Bu bağlamda SES Eşitlik ve Dayanışma Derneği (SES), insani yardımlarda da toplumsal cinsiyet eşitliğinin sağlanması gerektiğini ifade etmiş ve Kuruluşlararası Daimi Komite’nin “İnsani Yardım Faaliyetleri için Toplumsal Cinsiyet Kılavuzu”nu haber olarak deprem bölgesinden bir fotoğrafla SES’e ait internet sitesinde paylaşmıştır. 11 ili etkilemiş depremin yıkımı ve acısı çok büyük olsa da depremden kar devşirmeye çalışanların önüne geçmeye maalesef yetmemiştir. SES Derneği’nin de payına izinsiz kullanım nedeni ile mütecaviz iddiası düşmüştür.

İnternet ortamında ve sosyal medyada paylaşılan görseller, metinler, fotoğraflar şartlarını taşıyorsa telif korumasından yararlanır, sosyal medyada yayınlanmış olmaları eserlerin izinsiz kullanımını meşrulaştırmaz. Kültür ve sanatın devamlılığı, gelişmesi sanatçının sanatını icra edebilmesine, sanatçının sanatını icra edebilmesi de sanatçının geçimini sağlayabilmesine bağlıdır. Teşvik edilmesi ve desteklenmesi gerektiği açık olan sanatçının eserlerinden ekonomik fayda elde etmesi, diğer bir ifadeyle telif alması 1880’li yıllara kadar dayanmaktadır. Temel insan haklarından sayılan fikri mülkiyet eser sahipliği hakları gerek ulusal gerek uluslararası mevzuatla uzun yıllardır korunmaktadır. Ancak bu koruma mutlak bir koruma değildir. Bir sanatçının eserinden ekonomik olarak yararlanması yaşamı ve ölümü sonrası Türkiye bakımından 70 yıl ile sınırlandırılmıştır örneğin. Yasal sürenin sonunda eserin mali hakları kamu tarafından serbestçe kullanılabilir. Sanatçıyı desteklemek ve teşvik etmek ile kültür sanatın gelişmesi arasında bir denge kurulması amaçlanmış ve eser sahipliği haklarına bir takım sınırlamalar getirilmiştir.

Somut olaya dönmek gerekirse SES, deprem sonrasında enkaz çalışmaları sürerken sosyal medyada gerçek kişiye ait olmayan bir hesaptan paylaşılan deprem bölgesine ilişkin bir fotoğrafı eser sahibinin ismi ile haberinde kullanmıştır. Birkaç ay sonra sivil toplum kuruluşu derneğin bu kullanımının sanatçının haklarına tecavüz ettiğini ileri sürülerek dernekten yüksek bir telif bedeli talep edilmiştir.

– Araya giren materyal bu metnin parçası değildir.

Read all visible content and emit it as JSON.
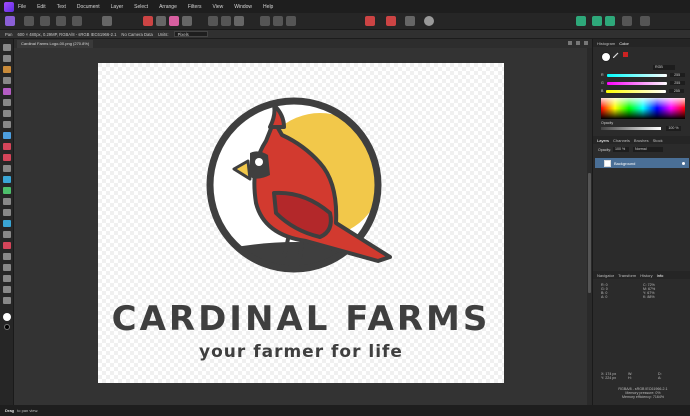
{
  "menu": [
    "File",
    "Edit",
    "Text",
    "Document",
    "Layer",
    "Select",
    "Arrange",
    "Filters",
    "View",
    "Window",
    "Help"
  ],
  "context": {
    "tool": "Pan",
    "doc_info": "600 × 480px, 0.29MP, RGBA/8 - sRGB IEC61966-2.1",
    "camera": "No Camera Data",
    "units_label": "Units:",
    "units_value": "Pixels"
  },
  "tab": {
    "title": "Cardinal Farms Logo-00.png (270.8%)"
  },
  "colors": {
    "accent": "#4a6f96",
    "app_bg": "#2b2b2b",
    "cardinal_red": "#d23a2f",
    "sun_yellow": "#f2c84a",
    "ink": "#3f3f3f"
  },
  "artwork": {
    "brand_name": "CARDINAL FARMS",
    "tagline": "your farmer for life"
  },
  "color_panel": {
    "tabs": [
      "Histogram",
      "Color"
    ],
    "mode": "RGB",
    "r_label": "R",
    "r_value": "255",
    "g_label": "G",
    "g_value": "255",
    "b_label": "B",
    "b_value": "255",
    "opacity_label": "Opacity",
    "opacity_value": "100 %"
  },
  "layers_panel": {
    "tabs": [
      "Layers",
      "Channels",
      "Brushes",
      "Stock"
    ],
    "opacity_label": "Opacity:",
    "opacity_value": "100 %",
    "blend_mode": "Normal",
    "layer_name": "Background"
  },
  "info_panel": {
    "tabs": [
      "Navigator",
      "Transform",
      "History",
      "Info"
    ],
    "col1": [
      {
        "k": "R:",
        "v": "0"
      },
      {
        "k": "G:",
        "v": "0"
      },
      {
        "k": "B:",
        "v": "0"
      },
      {
        "k": "A:",
        "v": "0"
      }
    ],
    "col2": [
      {
        "k": "C:",
        "v": "72%"
      },
      {
        "k": "M:",
        "v": "67%"
      },
      {
        "k": "Y:",
        "v": "67%"
      },
      {
        "k": "K:",
        "v": "88%"
      }
    ],
    "pos_x": "X: 174 px",
    "pos_y": "Y: 224 px",
    "w": "W:",
    "h": "H:",
    "d": "D:",
    "a": "A:",
    "color_profile": "RGBA/8 - sRGB IEC61966-2.1",
    "memory_pressure": "Memory pressure: 0%",
    "memory_efficiency": "Memory efficiency: 7164%"
  },
  "status": {
    "action": "Drag",
    "hint": "to pan view."
  }
}
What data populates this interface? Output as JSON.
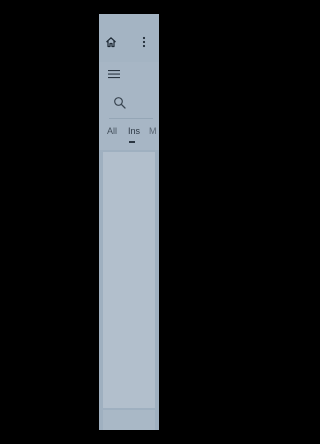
{
  "toolbar": {
    "home_icon": "home-icon",
    "more_icon": "more-vertical-icon"
  },
  "drawer": {
    "menu_icon": "hamburger-menu-icon"
  },
  "search": {
    "icon": "search-icon",
    "placeholder": ""
  },
  "tabs": [
    {
      "label": "All",
      "selected": false
    },
    {
      "label": "Ins",
      "selected": true
    },
    {
      "label": "M",
      "selected": false
    }
  ],
  "colors": {
    "screen_bg": "#9fb0c0",
    "content_bg": "#b2bfcc",
    "icon": "#1f2a35"
  }
}
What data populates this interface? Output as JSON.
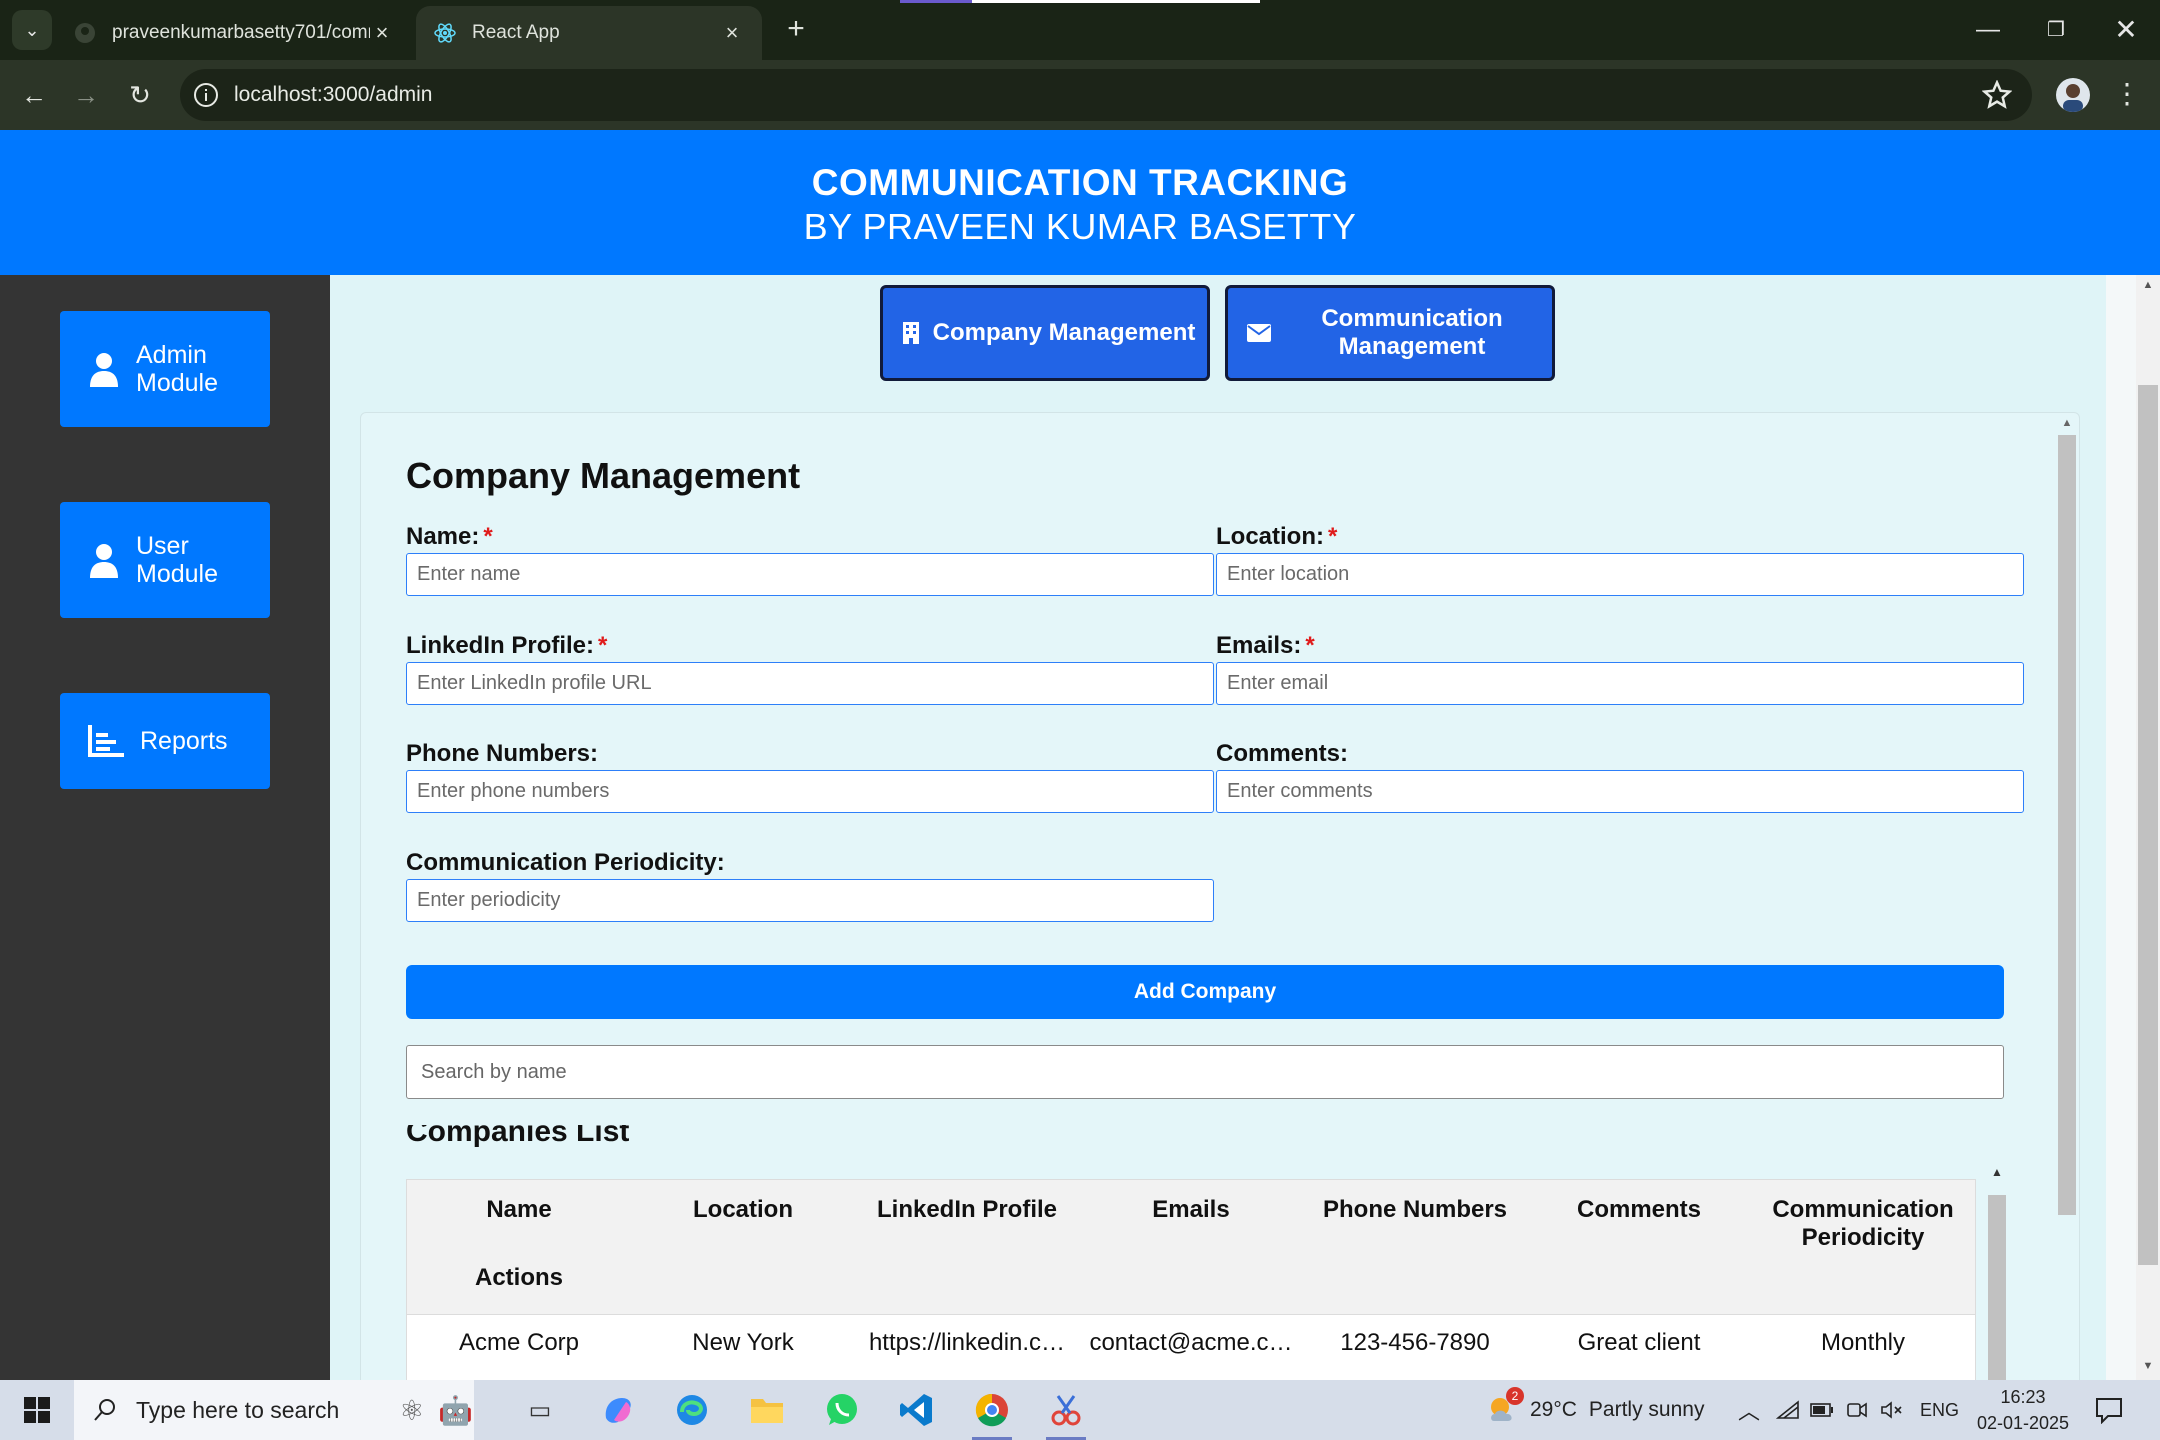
{
  "browser": {
    "tabs": [
      {
        "title": "praveenkumarbasetty701/comm",
        "active": false
      },
      {
        "title": "React App",
        "active": true
      }
    ],
    "url": "localhost:3000/admin"
  },
  "header": {
    "title": "COMMUNICATION TRACKING",
    "subtitle": "BY PRAVEEN KUMAR BASETTY"
  },
  "sidebar": {
    "items": [
      {
        "label": "Admin Module",
        "icon": "user-icon"
      },
      {
        "label": "User Module",
        "icon": "user-icon"
      },
      {
        "label": "Reports",
        "icon": "bar-chart-icon"
      }
    ]
  },
  "top_buttons": {
    "company": "Company Management",
    "communication": "Communication Management"
  },
  "form": {
    "title": "Company Management",
    "required_mark": "*",
    "fields": {
      "name": {
        "label": "Name:",
        "placeholder": "Enter name",
        "required": true
      },
      "location": {
        "label": "Location:",
        "placeholder": "Enter location",
        "required": true
      },
      "linkedin": {
        "label": "LinkedIn Profile:",
        "placeholder": "Enter LinkedIn profile URL",
        "required": true
      },
      "emails": {
        "label": "Emails:",
        "placeholder": "Enter email",
        "required": true
      },
      "phones": {
        "label": "Phone Numbers:",
        "placeholder": "Enter phone numbers",
        "required": false
      },
      "comments": {
        "label": "Comments:",
        "placeholder": "Enter comments",
        "required": false
      },
      "periodicity": {
        "label": "Communication Periodicity:",
        "placeholder": "Enter periodicity",
        "required": false
      }
    },
    "submit_label": "Add Company",
    "search_placeholder": "Search by name"
  },
  "companies": {
    "title": "Companies List",
    "columns": [
      "Name",
      "Location",
      "LinkedIn Profile",
      "Emails",
      "Phone Numbers",
      "Comments",
      "Communication Periodicity",
      "Actions"
    ],
    "rows": [
      [
        "Acme Corp",
        "New York",
        "https://linkedin.c…",
        "contact@acme.c…",
        "123-456-7890",
        "Great client",
        "Monthly"
      ]
    ]
  },
  "taskbar": {
    "search_placeholder": "Type here to search",
    "weather_temp": "29°C",
    "weather_text": "Partly sunny",
    "weather_badge": "2",
    "language": "ENG",
    "time": "16:23",
    "date": "02-01-2025"
  },
  "colors": {
    "brand_blue": "#0078ff",
    "top_button_blue": "#2264e6",
    "sidebar_bg": "#343434",
    "main_bg": "#dff4f7"
  }
}
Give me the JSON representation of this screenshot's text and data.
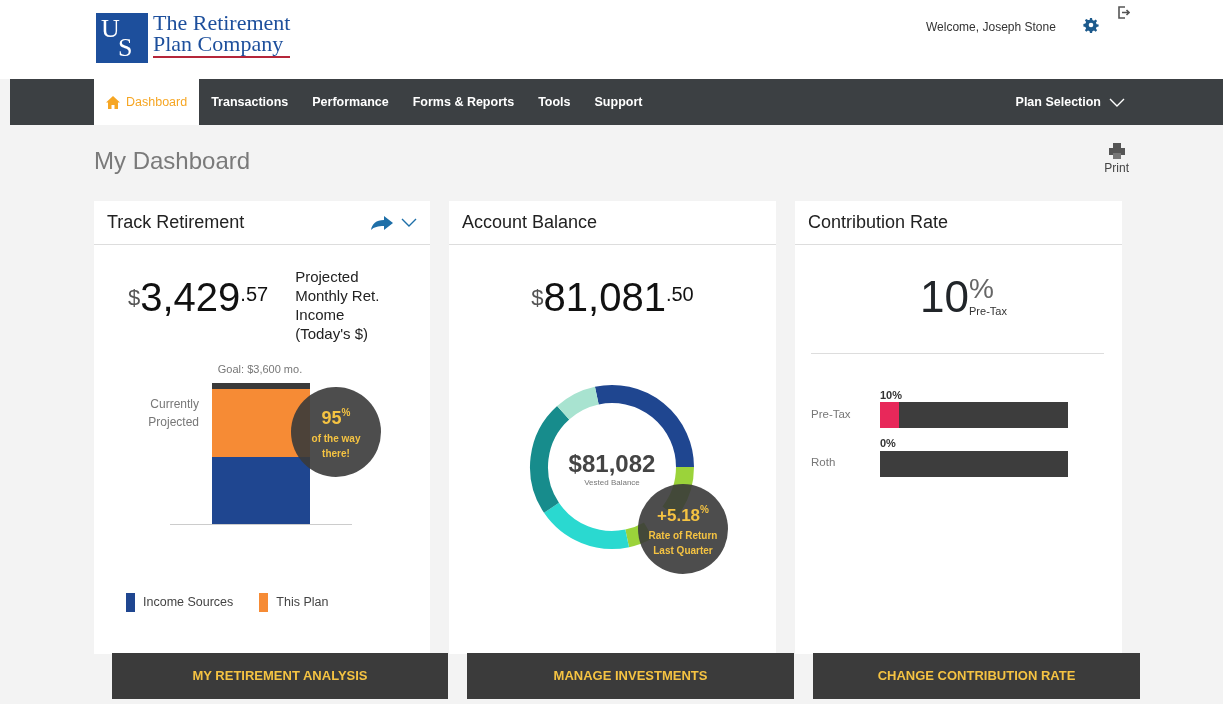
{
  "logo": {
    "letters": [
      "U",
      "S"
    ],
    "name_lines": [
      "The Retirement",
      "Plan Company"
    ]
  },
  "user": {
    "welcome": "Welcome,  Joseph Stone"
  },
  "nav": {
    "items": [
      {
        "label": "Dashboard",
        "selected": true,
        "kind": "home"
      },
      {
        "label": "Transactions",
        "selected": false
      },
      {
        "label": "Performance",
        "selected": false
      },
      {
        "label": "Forms & Reports",
        "selected": false
      },
      {
        "label": "Tools",
        "selected": false
      },
      {
        "label": "Support",
        "selected": false
      }
    ],
    "plan_selection": "Plan Selection"
  },
  "page": {
    "title": "My Dashboard",
    "print": "Print"
  },
  "cards": [
    {
      "kind": "retirement",
      "title": "Track Retirement",
      "currency": "$",
      "amount": "3,429",
      "cents": ".57",
      "caption": [
        "Projected",
        "Monthly Ret.",
        "Income",
        "(Today's $)"
      ],
      "goal": "Goal: $3,600 mo.",
      "projected_label": [
        "Currently",
        "Projected"
      ],
      "badge": {
        "value": "95",
        "unit": "%",
        "lines": [
          "of the way",
          "there!"
        ]
      },
      "legend": [
        {
          "label": "Income Sources",
          "color": "#1f4690"
        },
        {
          "label": "This Plan",
          "color": "#f68b35"
        }
      ],
      "action": "MY RETIREMENT ANALYSIS"
    },
    {
      "kind": "balance",
      "title": "Account Balance",
      "currency": "$",
      "amount": "81,081",
      "cents": ".50",
      "center_value": "$81,082",
      "center_label": "Vested Balance",
      "badge": {
        "value": "+5.18",
        "unit": "%",
        "lines": [
          "Rate of Return",
          "Last Quarter"
        ]
      },
      "action": "MANAGE INVESTMENTS"
    },
    {
      "kind": "contribution",
      "title": "Contribution Rate",
      "rate": "10",
      "unit": "%",
      "rate_label": "Pre-Tax",
      "bars": [
        {
          "label": "Pre-Tax",
          "value": "10%",
          "level": 0.1
        },
        {
          "label": "Roth",
          "value": "0%",
          "level": 0
        }
      ],
      "action": "CHANGE CONTRIBUTION RATE"
    }
  ]
}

SES Derneği, toplumsal cinsiyet eşitliğini sağlamayı varlık amacı olarak benimsemiş ve kadınların sesi olmayı şiar edinmiş bir sivil toplum kuruluşudur. Kar amacı gütmeyen dernek, üyelerinin çaba ve destekleri ile faaliyetlerini yürütmektedir. Fotoğrafın kullanımından kazanç elde etmediği gibi kar sağlaması da niteliği gereği imkânsızdır. SES Derneği ihlal olup olmadığına bakmaksızın fotoğrafı kaldırmış ve rayiç kullanım bedeli ne ise ödemeye hazır olduğunu ifade ederek sanatçının yanında durmaya çalışmışsa da karşı tarafın tutumu durumu suiistimale ve haksız menfaat sağlama çabasına dönüşmüştür.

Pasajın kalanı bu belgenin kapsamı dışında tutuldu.